By Oliver Lyttelton | www.oliverlyttelton.com July 6, 2012 at 10:00AM
Plenty of movie stars, from Alec Baldwin to Dustin Hoffman, have been making their way onto regular TV gigs without the thought of harming their sheen of late, but even bigger names can also crop up for guest spots on shows, which allow them to upend their image, gain a little street credit, pay back some favors, or just have a little fun.
Louis C.K.'s been relatively sparing with this sort of thing; he doesn't really have to worry about ratings with his show "Louie", so he doesn't have to get involved with stunt casting. That said, a few of his famous friends have popped up in the first two seasons, from Ricky Gervais to Chris Rock, along with some more surprising guest spots, including Dane Cook and Joan Rivers. But we're not sure any have been as memorable as Melissa Leo.
The veteran character actress, nominated for an Oscar for "Frozen River" before winning one last year for "The Fighter," is no stranger to TV -- she's a series regular on HBO's "Treme" -- but her turn here was mostly unheralded, so much so that when she appeared in the back of a liquor store in "Telling Jokes/Set-Up," the second episode of season three of "Louie," we weren't entirely sure it was her. But as the episode came on it, it became clear it couldn't be anyone else, Leo delivering an uproariously funny, constantly surprising turn that ranks among one of the most memorable one-offs on the show.
Unlike last week, "Telling Jokes/Set-Up," as the title might suggest, had two strands, with a charming bookend (including a little stand up, as ever) involving Louie's daughters and their illogical approach to joke-telling.
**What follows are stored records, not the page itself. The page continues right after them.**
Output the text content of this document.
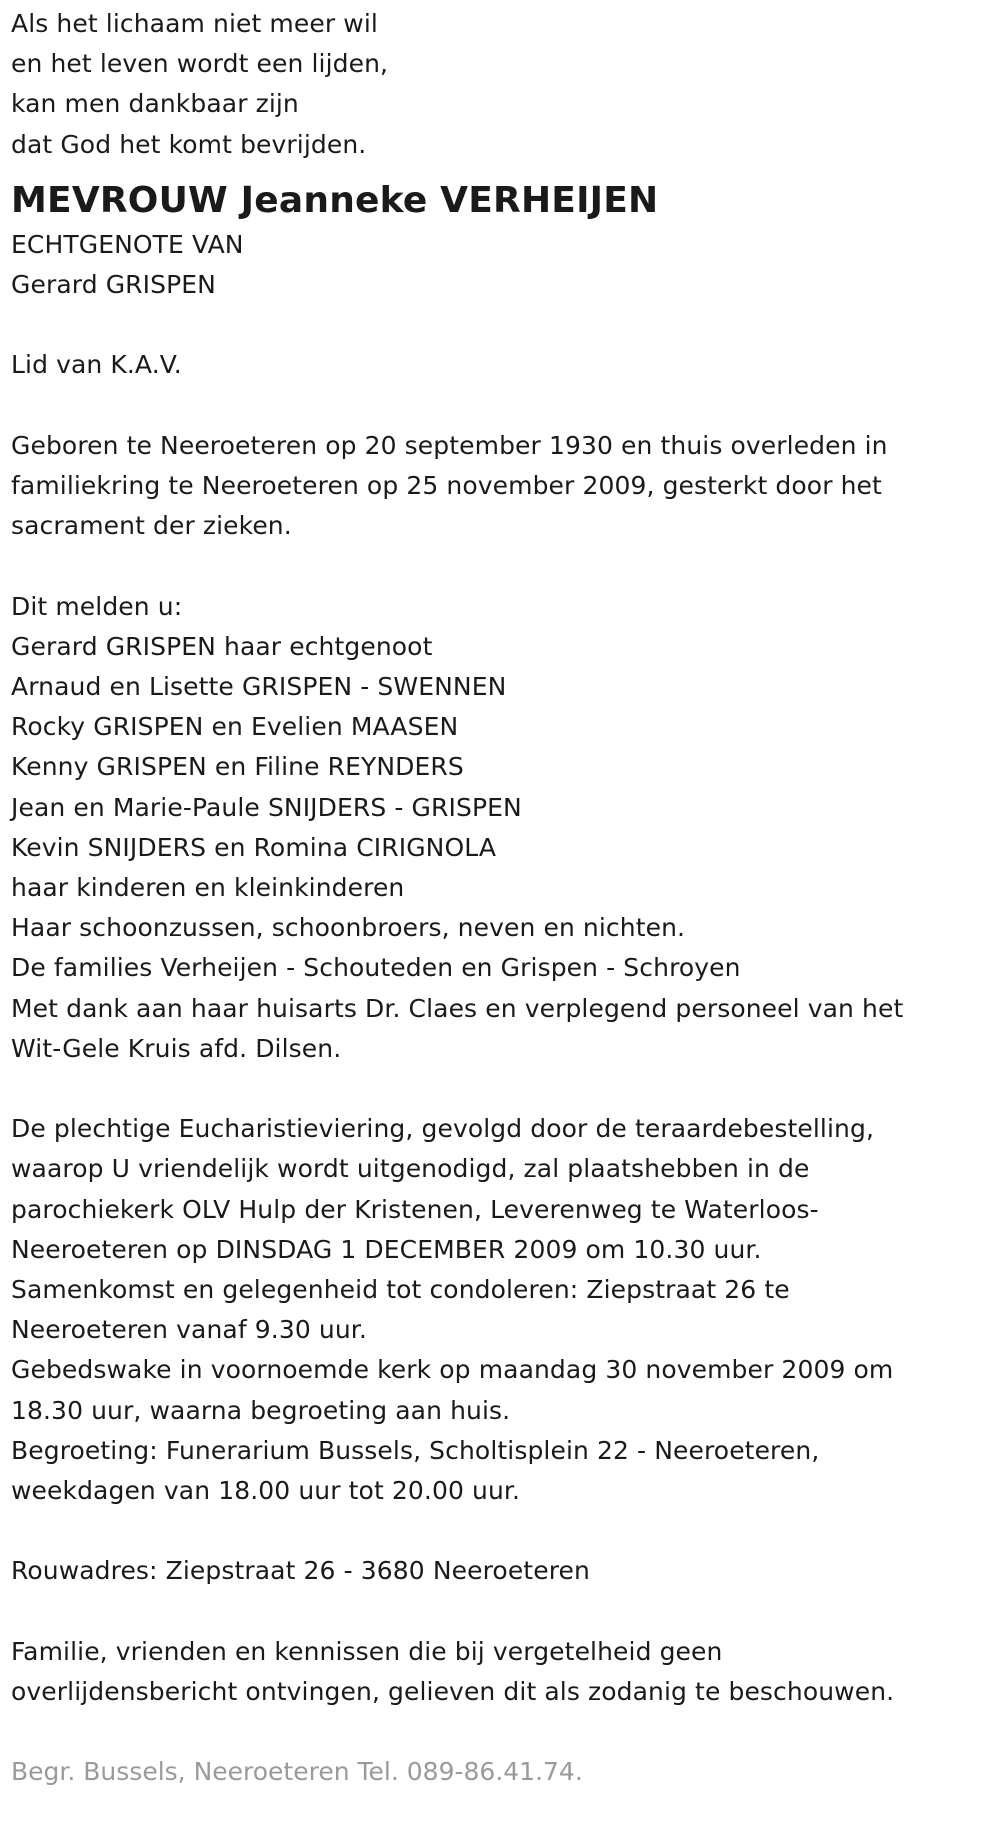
Als het lichaam niet meer wil
en het leven wordt een lijden,
kan men dankbaar zijn
dat God het komt bevrijden.
MEVROUW Jeanneke VERHEIJEN
ECHTGENOTE VAN
Gerard GRISPEN
Lid van K.A.V.
Geboren te Neeroeteren op 20 september 1930 en thuis overleden in
familiekring te Neeroeteren op 25 november 2009, gesterkt door het
sacrament der zieken.
Dit melden u:
Gerard GRISPEN haar echtgenoot
Arnaud en Lisette GRISPEN - SWENNEN
Rocky GRISPEN en Evelien MAASEN
Kenny GRISPEN en Filine REYNDERS
Jean en Marie-Paule SNIJDERS - GRISPEN
Kevin SNIJDERS en Romina CIRIGNOLA
haar kinderen en kleinkinderen
Haar schoonzussen, schoonbroers, neven en nichten.
De families Verheijen - Schouteden en Grispen - Schroyen
Met dank aan haar huisarts Dr. Claes en verplegend personeel van het
Wit-Gele Kruis afd. Dilsen.
De plechtige Eucharistieviering, gevolgd door de teraardebestelling,
waarop U vriendelijk wordt uitgenodigd, zal plaatshebben in de
parochiekerk OLV Hulp der Kristenen, Leverenweg te Waterloos-
Neeroeteren op DINSDAG 1 DECEMBER 2009 om 10.30 uur.
Samenkomst en gelegenheid tot condoleren: Ziepstraat 26 te
Neeroeteren vanaf 9.30 uur.
Gebedswake in voornoemde kerk op maandag 30 november 2009 om
18.30 uur, waarna begroeting aan huis.
Begroeting: Funerarium Bussels, Scholtisplein 22 - Neeroeteren,
weekdagen van 18.00 uur tot 20.00 uur.
Rouwadres: Ziepstraat 26 - 3680 Neeroeteren
Familie, vrienden en kennissen die bij vergetelheid geen
overlijdensbericht ontvingen, gelieven dit als zodanig te beschouwen.
Begr. Bussels, Neeroeteren Tel. 089-86.41.74.
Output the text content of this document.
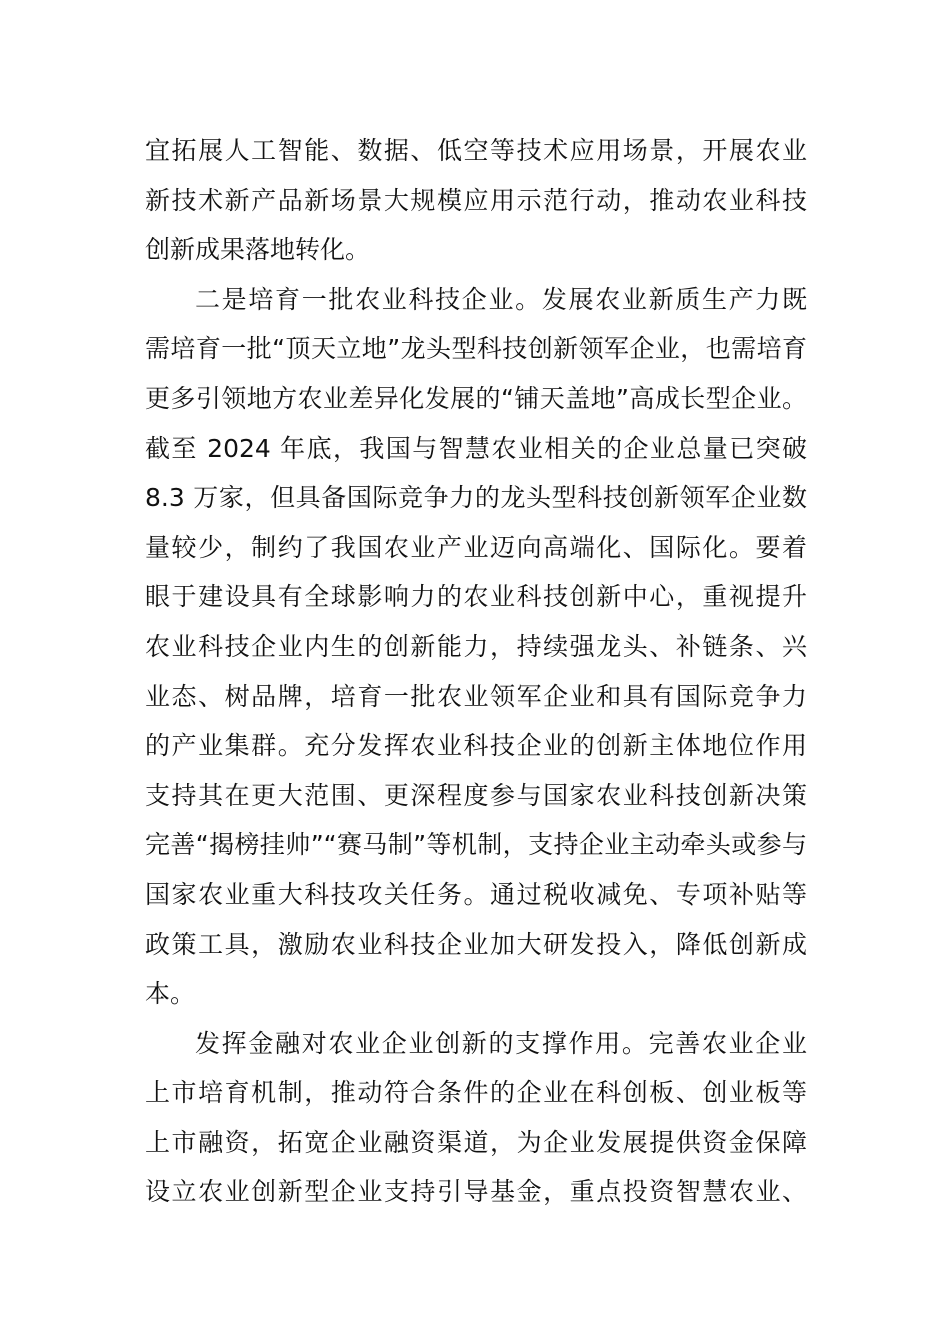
宜拓展人工智能、数据、低空等技术应用场景，开展农业
新技术新产品新场景大规模应用示范行动，推动农业科技
创新成果落地转化。
二是培育一批农业科技企业。发展农业新质生产力既
需培育一批“顶天立地”龙头型科技创新领军企业，也需培育
更多引领地方农业差异化发展的“铺天盖地”高成长型企业。
截至 2024 年底，我国与智慧农业相关的企业总量已突破
8.3 万家，但具备国际竞争力的龙头型科技创新领军企业数
量较少，制约了我国农业产业迈向高端化、国际化。要着
眼于建设具有全球影响力的农业科技创新中心，重视提升
农业科技企业内生的创新能力，持续强龙头、补链条、兴
业态、树品牌，培育一批农业领军企业和具有国际竞争力
的产业集群。充分发挥农业科技企业的创新主体地位作用
支持其在更大范围、更深程度参与国家农业科技创新决策
完善“揭榜挂帅”“赛马制”等机制，支持企业主动牵头或参与
国家农业重大科技攻关任务。通过税收减免、专项补贴等
政策工具，激励农业科技企业加大研发投入，降低创新成
本。
发挥金融对农业企业创新的支撑作用。完善农业企业
上市培育机制，推动符合条件的企业在科创板、创业板等
上市融资，拓宽企业融资渠道，为企业发展提供资金保障
设立农业创新型企业支持引导基金，重点投资智慧农业、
C.K.'s delight at his youngest's non-sequiters was touching, giving a much-needed heartbeat to an episode that was more of a comic affair.
After that, we get rare stand up from someone other than Louie -- in this case, veteran Allan Havey, who invites his pal to dinner. What he hasn't mentioned is that it's an attempt by his wife (Larisa Polonsky) to set Louie up with a friend -- the very friend (Leo) who he's already passed in the liquor store on the way. As such blind dates usually are, it's horrifically awkward, with Leo's Laurie seeming particularly shut-off and standoffish with the situation.
But when the Haveys erupt into a fight, Louie and Laurie go out for a cigarette, start to bond (with Leo's terrific line "Married people. They just want to spread their shit on everyone" finally breaking the ice), and decide to head off for a drink together (cue a cute little appearance from Mrs. Havey, excitedly watching them leave out the window).
At the bar, it becomes more and more clear that outside the awkwardness of the set-up, the two are getting on like a house on fire, and Leo's made an interesting choice to play her character as almost a female version of Louie (the red hair and name -- Laurie -- certainly help that impression). They drive away, and Laurie offers to blow her new friend; unsurprisingly, he doesn't turn her down.
But after the deed is done, Laurie demands reciprocation, telling him "Strap on the feedbag," but Louie freaks out, mumbling about intimacy and doing everything he can to avoid returning the favor. It's a neat little satire on attitudes to oral sex, and shows C.K.'s admirable willingness to make his own character the least likable person on screen.
But it's Leo's reaction that really makes this episode sing; initially despondent, complaining "Your sperms are dying inside my mouth right now" before the follow-up "What's wrong with this country now?" and the uproarious, under-the-breath answer, "Obama." Then she gets aggressive, shattering her own window with Louie's head, jumping on him, and threatening "Lick it, or I'll break your finger." Louie acquiesces, but despite everything, they seem to be keen on another date once things are done.
It was another entirely unexpected episode, lifted by a truly titanic performance from Leo, one that would be ripe for Emmy consideration if Emmy voters could get past it mostly being an episode about a woman being denied cunnilingus. The door's left open for a reappearance, which would certainly make us happy, although we can't imagine her schedule allows for too much time on the show. Perhaps our only real complaint that aside from the 'Set-Up' pun, is that there didn't seem to be too much thematic confluence between the two storylines, but when each was so strong, that's hardly a dealbreaker for us. [A]
Bits & Pieces
- Good to see Louie's near-death experience on his motorbike hasn't put him off riding, as he takes his hog to the dinner.
- We can't confess to being too familiar with Havey as a comic, but his stuff about not having kids marked a nice acerbic counterpoint to Louis' material, which did veer slightly towards the "kids say the funniest things" template. His Bing Crosby impression was killer as well. Oh, and if you do recognize him, it might be from some of his film roles, which include "Rounders" and Steven Soderbergh's "The Informant!"
- One lovely throwaway line between the Haveys, that we're sure most people have experienced: "Where's the vodka?" / "You drank it."